Public Health England (PHE) and the Medicines and Healthcare Regulatory Agency (MHRA) have launched a joint investigation after the baby died at St Thomas’ Hospital in London from septicaemia blood poisoning on Sunday June 1.
The outbreak of septicaemia – caused by the bacteria Bacillus cereus – also sickened 18 other babies at six hospitals.
PHE director of health protection, Paul Cosford, said that the most likely cause of the infection was the contamination of the baby’s feed drip. “It’s an ongoing investigation but it [the contamination of feed with Bacillus cereus during its manufacture] is by far the most likely cause of this infection,” Cosford told BBC Radio 4’s Today programme.
“If that is definitely the cause, then there is clearly something that will have gone wrong in that manufacturing process and that is being investigated,” he said. Medicines are manufactured under the strictest precautions and hygiene rules.
‘Extremely unusual incident’
“This is an extremely unusual incident so, to that extent, there is reassurance,” added Cosford.
PHE confirmed 22 hospitals throughout the UK received the feed product, which is no longer being used. “This is a very short-life product and the regulator has put out an urgent recall to make sure there isn’t any more being used,” said Cosford. “We have notified every hospital across the country that if there are any more cases, we will find out about them quickly and they will be notified to us.”

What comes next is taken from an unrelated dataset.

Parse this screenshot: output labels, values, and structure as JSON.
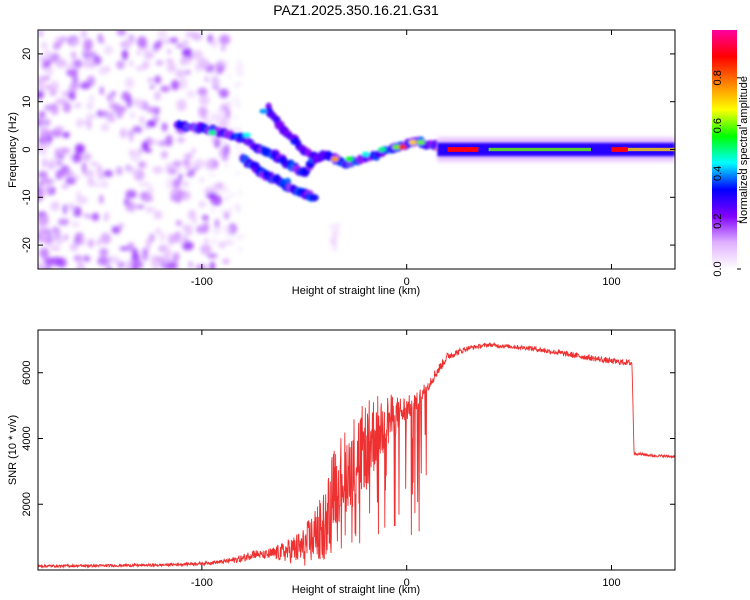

Many of the babies affected had been born prematurely and were being cared for in neonatal intensive care units. They received the feed because they could not receive milk by mouth.
The feed linked to the blood poisoning was manufactured in the UK by the London-based firm ITH Pharma. The firm said in a statement: “ITH Pharma is very saddened to hear about the death of a baby in hospital, and that 14 others are ill with septicaemia.
‘Very saddened to hear about the death’
“ITH Pharma is a specialist manufacturer of parenteral nutrition, which is given to babies in neonatal intensive care units. The products in question, which are no longer in circulation, are made to order for individual patients on a daily basis, in response to bespoke orders from hospitals.
“We are co-operating fully with the MHRA in the investigation, and are doing everything we can to help them establish the facts in this case as quickly as possible.”
Professor Mike Catchpole, PHE incident director, said the bacteria was widely spread in the environment and the authorities were continuing to investigate potential sources of infection.
“However, all our investigations to date indicate that the likely source of the infection has been identified,” said Catchpole. “We have acted quickly to investigate this issue alongside the MHRA and we have taken action to ensure that the affected batches and any remaining stock of this medicine is not being used in hospitals.”
Adam Burgess, the MHRA’s manager at the Defective Medicines Reporting Centre, added: “We have sent inspectors to the manufacturer’s facility to carry out a detailed and rigorous inspection and we have ensured that the potentially affected medicine is recalled.”